In 1949, the Owens family moves to Chicago where Jesse launches a public relations company. He travels extensively, speaking on athletic competition and its ability to inspire race relations. In 1955 he is named Ambassador of Sports by President Eisenhower and tours the world promoting the virtues of amateur programs. Jesse serves as Eisenhower’s personal representative to the 1956 Olympic Games in Melbourne, Australia.
In 1965 Jesse serves as running coach for the New York Mets, and five years later publishes Blackthink: My Life as a Black Man and White Man.

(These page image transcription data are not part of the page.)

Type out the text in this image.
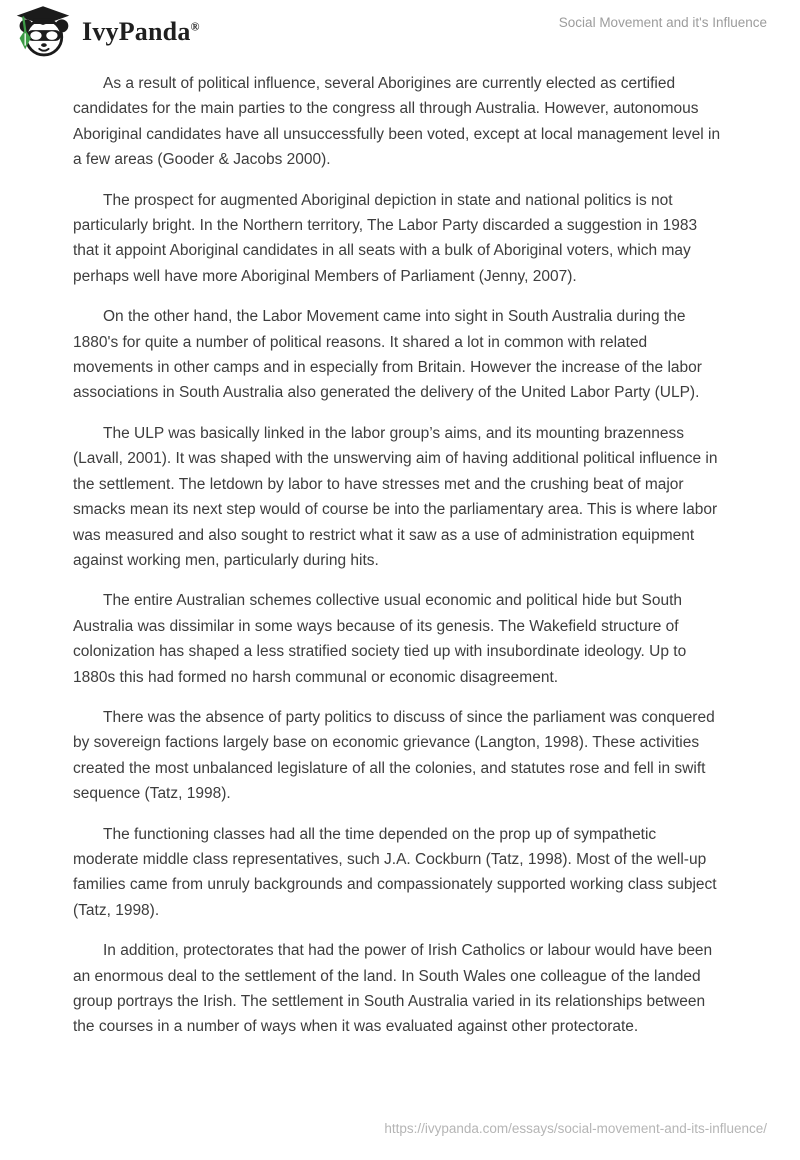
IvyPanda®	Social Movement and it's Influence

As a result of political influence, several Aborigines are currently elected as certified candidates for the main parties to the congress all through Australia. However, autonomous Aboriginal candidates have all unsuccessfully been voted, except at local management level in a few areas (Gooder & Jacobs 2000).

The prospect for augmented Aboriginal depiction in state and national politics is not particularly bright. In the Northern territory, The Labor Party discarded a suggestion in 1983 that it appoint Aboriginal candidates in all seats with a bulk of Aboriginal voters, which may perhaps well have more Aboriginal Members of Parliament (Jenny, 2007).

On the other hand, the Labor Movement came into sight in South Australia during the 1880's for quite a number of political reasons. It shared a lot in common with related movements in other camps and in especially from Britain. However the increase of the labor associations in South Australia also generated the delivery of the United Labor Party (ULP).

The ULP was basically linked in the labor group’s aims, and its mounting brazenness (Lavall, 2001). It was shaped with the unswerving aim of having additional political influence in the settlement. The letdown by labor to have stresses met and the crushing beat of major smacks mean its next step would of course be into the parliamentary area. This is where labor was measured and also sought to restrict what it saw as a use of administration equipment against working men, particularly during hits.

The entire Australian schemes collective usual economic and political hide but South Australia was dissimilar in some ways because of its genesis. The Wakefield structure of colonization has shaped a less stratified society tied up with insubordinate ideology. Up to 1880s this had formed no harsh communal or economic disagreement.

There was the absence of party politics to discuss of since the parliament was conquered by sovereign factions largely base on economic grievance (Langton, 1998). These activities created the most unbalanced legislature of all the colonies, and statutes rose and fell in swift sequence (Tatz, 1998).

The functioning classes had all the time depended on the prop up of sympathetic moderate middle class representatives, such J.A. Cockburn (Tatz, 1998). Most of the well-up families came from unruly backgrounds and compassionately supported working class subject (Tatz, 1998).

In addition, protectorates that had the power of Irish Catholics or labour would have been an enormous deal to the settlement of the land. In South Wales one colleague of the landed group portrays the Irish. The settlement in South Australia varied in its relationships between the courses in a number of ways when it was evaluated against other protectorate.

https://ivypanda.com/essays/social-movement-and-its-influence/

In 1970, Jesse Owens is inducted into the Alabama Sports Hall of Fame. Shortly after, Jesse retires. He and Ruth move to Phoenix where he serves on the boards of Memorial Hospital, The National Conference of Christians and Jews and the Salvation Army’s Family Advisory Center. In 1972, Jesse receives an honorary doctorate of athletic arts from OSU.
In 1976, President Gerald Ford presents Jesse Owens the Medal of Freedom, the highest honor the US bestows upon a civilian, saying, “Your character, your achievement, always will be a source of inspiration.” Then in 1979, President Jimmy Carter presents Jesse Owens with the Living Legend Award.
Jesse Owens who had been a pack-a-day cigarette smoker for 35 years, died of lung cancer on March 31, 1980 at the age of 66.
In 1988, President George H. Bush presents Ruth Owens the Congressional Gold Medal for Jesse’s accomplishments in track, his patriotism and his humanitarianism saying his accomplishments were “an unrivaled athletic triumph, but more than that, it really was a triumph for all humanity.”
In 1980 Owens’ friends and family united to find a way to honor the spirit of a man who strongly believed in his country and the value of its youth. With that spirit in mind, the Jesse Owens Foundation was created.
He was a dreamer who could make the dreams of others come true. As a speaker he could make the world listen. Through his living example he gave hope to millions of young people by working with them, sharing himself with the little material wealth that he had. He was as much the champion on the playground in the poorest neighborhoods as he was in the Olympic games.
He believed and said, “There is no such thing as an average kid.”